Freudenfeuer  Eines Abends erblickte ich einen Schober frischgeschnittenen Korns, der auf die Drescher wartete. Er war höher als ein Haus und ich ein Dreikäsehoch, mit einem Zündholz in der Hand.

«Welch ein schönes Freudenfeuer!» sagte ich mir, «und ganz für mich allein!»

Schon rieb ich das Zündholz an einem Stein, ich warf es in das Stroh und setzte mich ein wenig abseits nieder, um das Schauspiel zu betrachten.

Man fand mich dort im hellen Feuerschein, allzu nah, als daß mein versengtes Gesicht mich nicht des Verbrechens überführt hätte.
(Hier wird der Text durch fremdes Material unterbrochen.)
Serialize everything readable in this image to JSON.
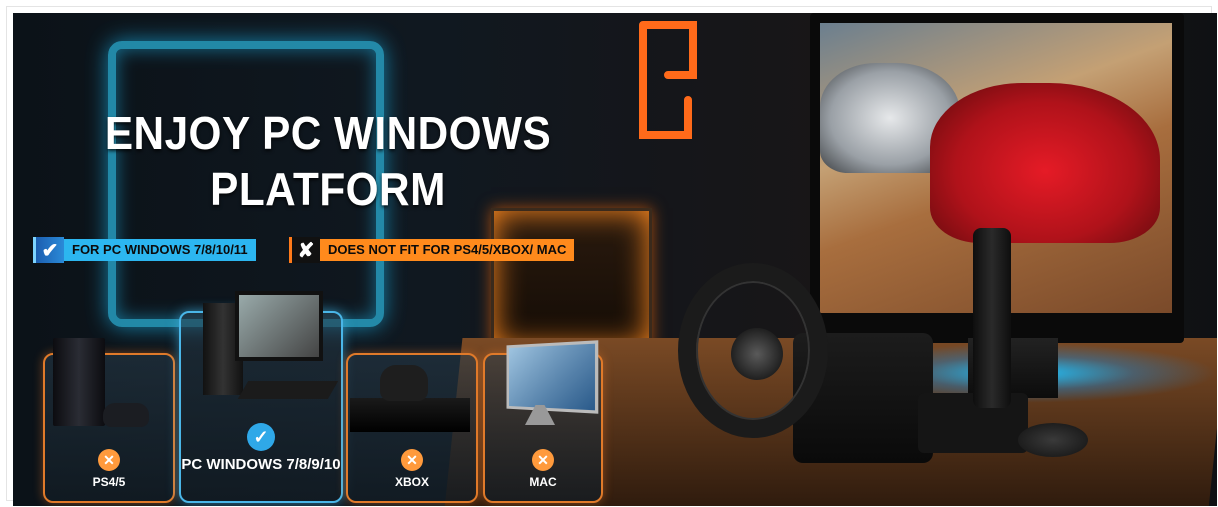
{
  "banner": {
    "headline": {
      "line1": "ENJOY PC WINDOWS",
      "line2": "PLATFORM"
    },
    "compatible_badge": {
      "icon": "check-icon",
      "text": "FOR PC WINDOWS 7/8/10/11"
    },
    "incompatible_badge": {
      "icon": "x-icon",
      "text": "DOES NOT FIT FOR PS4/5/XBOX/ MAC"
    },
    "platforms": [
      {
        "label": "PS4/5",
        "status": "unsupported",
        "icon": "x-icon"
      },
      {
        "label": "PC WINDOWS 7/8/9/10",
        "status": "supported",
        "icon": "check-icon"
      },
      {
        "label": "XBOX",
        "status": "unsupported",
        "icon": "x-icon"
      },
      {
        "label": "MAC",
        "status": "unsupported",
        "icon": "x-icon"
      }
    ],
    "colors": {
      "accent_blue": "#2cb6f0",
      "accent_orange": "#ff8a1c"
    }
  }
}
«Ich war es», sagte ich sofort.

Niemals auch habe ich mich einer Tat geschämt oder Gewissensbisse darüber empfunden.

Und wie ich den Zorn ansteigen sah in allen ringsum, glaubte ich, doch ohne zu zittern noch zu erbleichen, man werde mich nun auf der Stelle statt des Korns zermahlen, das ich zu früh gebacken hatte.   - Marcel Jouhandeau, Elise erzählt. In: M. J., Elise. Reinbek bei Hamburg 1968 (zuerst 1933 ff.)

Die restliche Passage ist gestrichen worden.